Avant le Duomo, il était là, et le Duomo lui a mangé une cour : le Palais Royal se dresse à droite de la cathédrale, en retrait dans la Piazzetta Reale, et fut pendant des siècles la maison de ceux qui commandaient Milan. Ce fut le Broletto Vecchio des communes, puis la cour des Visconti et des Sforza, puis le palais des gouverneurs espagnols depuis que Ferrante Gonzaga s'y établit en 1546, et enfin, avec les Autrichiens, une vraie résidence royale.

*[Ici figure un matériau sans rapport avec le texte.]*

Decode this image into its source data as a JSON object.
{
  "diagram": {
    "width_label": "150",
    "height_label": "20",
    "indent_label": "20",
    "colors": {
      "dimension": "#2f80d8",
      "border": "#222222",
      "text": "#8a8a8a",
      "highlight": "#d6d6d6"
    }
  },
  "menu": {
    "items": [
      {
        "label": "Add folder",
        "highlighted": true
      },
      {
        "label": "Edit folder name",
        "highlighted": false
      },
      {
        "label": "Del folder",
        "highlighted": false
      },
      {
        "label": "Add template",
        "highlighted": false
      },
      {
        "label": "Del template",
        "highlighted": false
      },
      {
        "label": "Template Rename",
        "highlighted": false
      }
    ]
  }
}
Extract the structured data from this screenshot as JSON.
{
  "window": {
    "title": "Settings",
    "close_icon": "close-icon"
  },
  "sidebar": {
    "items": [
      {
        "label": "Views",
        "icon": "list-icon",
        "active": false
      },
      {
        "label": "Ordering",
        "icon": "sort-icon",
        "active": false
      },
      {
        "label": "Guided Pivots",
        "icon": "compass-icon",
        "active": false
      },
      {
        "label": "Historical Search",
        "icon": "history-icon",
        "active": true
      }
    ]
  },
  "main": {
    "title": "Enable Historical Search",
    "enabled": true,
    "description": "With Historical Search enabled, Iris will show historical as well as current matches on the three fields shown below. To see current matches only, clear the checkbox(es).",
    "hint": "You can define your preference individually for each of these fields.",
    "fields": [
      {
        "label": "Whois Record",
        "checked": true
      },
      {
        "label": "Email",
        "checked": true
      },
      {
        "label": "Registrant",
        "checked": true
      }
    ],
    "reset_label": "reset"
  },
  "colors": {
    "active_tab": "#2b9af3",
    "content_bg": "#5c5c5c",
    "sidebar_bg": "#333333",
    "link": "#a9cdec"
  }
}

La façade néoclassique que vous voyez est de Giuseppe Piermarini, qui l'acheva en 1778 pour l'archiduc Ferdinand et démolit l'aile vers le Duomo pour ouvrir la petite place.
À voir
À l'étage noble, la Salle des Cariatides, la salle de bal qui occupe l'emplacement du théâtre de cour brûlé en 1776, l'incendie dont naquit la Scala : quarante cariatides de Gaetano Callani soutiennent la galerie, mais les murs sont restés écorchés comme les laissèrent les bombes de 1943 et les deux ans d'abandon qui suivirent, par choix, en mémoire. En 1953, Picasso voulut y exposer Guernica, et la salle blessée fut le cadre juste. Les autres salles, restaurées, montrent les stucs d'Albertolli, les fresques de Knoller et d'Appiani et les tapisseries des Gobelins sur le parcours du Musée de la Résidence.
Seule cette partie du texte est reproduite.